Unser Klärchen war 14 Tage bei Willy in Burg und Pietzpuhl zum Besuch, und ist davon wohl und sehr befriedigt zurükgekehrt. In einigen Tagen will uns jetzt Armgard mit dem kleinen Wolfgang besuchen, in der Absicht nach kurzem Aufenthalt bei uns zu ihrer Schwester Frau von Bredow auf Ihlo in der Nähe von Reichenberg zu längerem Besuch zu gehen.
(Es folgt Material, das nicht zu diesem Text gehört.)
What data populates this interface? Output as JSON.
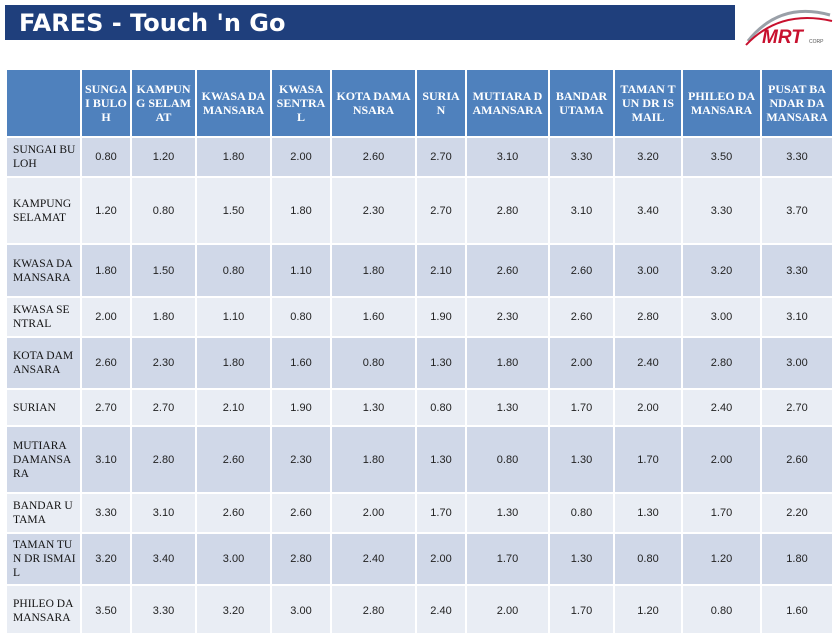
{
  "header": {
    "title": "FARES - Touch 'n Go",
    "logo": {
      "text": "MRT",
      "sub": "CORP"
    }
  },
  "table": {
    "columns": [
      "SUNGAI BULOH",
      "KAMPUNG SELAMAT",
      "KWASA DAMANSARA",
      "KWASA SENTRAL",
      "KOTA DAMANSARA",
      "SURIAN",
      "MUTIARA DAMANSARA",
      "BANDAR UTAMA",
      "TAMAN TUN DR ISMAIL",
      "PHILEO DAMANSARA",
      "PUSAT BANDAR DAMANSARA"
    ],
    "rows": [
      {
        "label": "SUNGAI BULOH",
        "values": [
          "0.80",
          "1.20",
          "1.80",
          "2.00",
          "2.60",
          "2.70",
          "3.10",
          "3.30",
          "3.20",
          "3.50",
          "3.30"
        ]
      },
      {
        "label": "KAMPUNG SELAMAT",
        "values": [
          "1.20",
          "0.80",
          "1.50",
          "1.80",
          "2.30",
          "2.70",
          "2.80",
          "3.10",
          "3.40",
          "3.30",
          "3.70"
        ]
      },
      {
        "label": "KWASA DAMANSARA",
        "values": [
          "1.80",
          "1.50",
          "0.80",
          "1.10",
          "1.80",
          "2.10",
          "2.60",
          "2.60",
          "3.00",
          "3.20",
          "3.30"
        ]
      },
      {
        "label": "KWASA SENTRAL",
        "values": [
          "2.00",
          "1.80",
          "1.10",
          "0.80",
          "1.60",
          "1.90",
          "2.30",
          "2.60",
          "2.80",
          "3.00",
          "3.10"
        ]
      },
      {
        "label": "KOTA DAMANSARA",
        "values": [
          "2.60",
          "2.30",
          "1.80",
          "1.60",
          "0.80",
          "1.30",
          "1.80",
          "2.00",
          "2.40",
          "2.80",
          "3.00"
        ]
      },
      {
        "label": "SURIAN",
        "values": [
          "2.70",
          "2.70",
          "2.10",
          "1.90",
          "1.30",
          "0.80",
          "1.30",
          "1.70",
          "2.00",
          "2.40",
          "2.70"
        ]
      },
      {
        "label": "MUTIARA DAMANSARA",
        "values": [
          "3.10",
          "2.80",
          "2.60",
          "2.30",
          "1.80",
          "1.30",
          "0.80",
          "1.30",
          "1.70",
          "2.00",
          "2.60"
        ]
      },
      {
        "label": "BANDAR UTAMA",
        "values": [
          "3.30",
          "3.10",
          "2.60",
          "2.60",
          "2.00",
          "1.70",
          "1.30",
          "0.80",
          "1.30",
          "1.70",
          "2.20"
        ]
      },
      {
        "label": "TAMAN TUN DR ISMAIL",
        "values": [
          "3.20",
          "3.40",
          "3.00",
          "2.80",
          "2.40",
          "2.00",
          "1.70",
          "1.30",
          "0.80",
          "1.20",
          "1.80"
        ]
      },
      {
        "label": "PHILEO DAMANSARA",
        "values": [
          "3.50",
          "3.30",
          "3.20",
          "3.00",
          "2.80",
          "2.40",
          "2.00",
          "1.70",
          "1.20",
          "0.80",
          "1.60"
        ]
      }
    ]
  }
}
Wegen der Gräber unserer Eltern hat der Kirchenvorstand weiter mit mir verhandelt. Wir waren auf dem Kirchhof und suchten die Stelle, wohin ihre, so wie die Fichteschen nebeneinander übersetzt werden sollen. Die Kirche trägt alle Kosten der 5 und der Wiederherstellung der Gräber. Die Veränderung läßt sich nicht mehr verhindern, um so weniger als wir hier keine Erbbegräbnisse, sondern nur Grabstellen für die Dauer der Verwesungsfrist besitzen.

Herzliche Grüße von Clara und Clärchen und Glückwünsche zu Deinem Geburtsfest. Mit gleichen Wünschen Dein Bruder

Immanuel

P. S. Clara hat einige Zeit wegen heftigen Katarrhs das Zimmer hüten müssen; es geht aber auch wieder besser. Wir wünschen, daß Du von Deinen entfernten Kindern gute Nachrichten erhältst.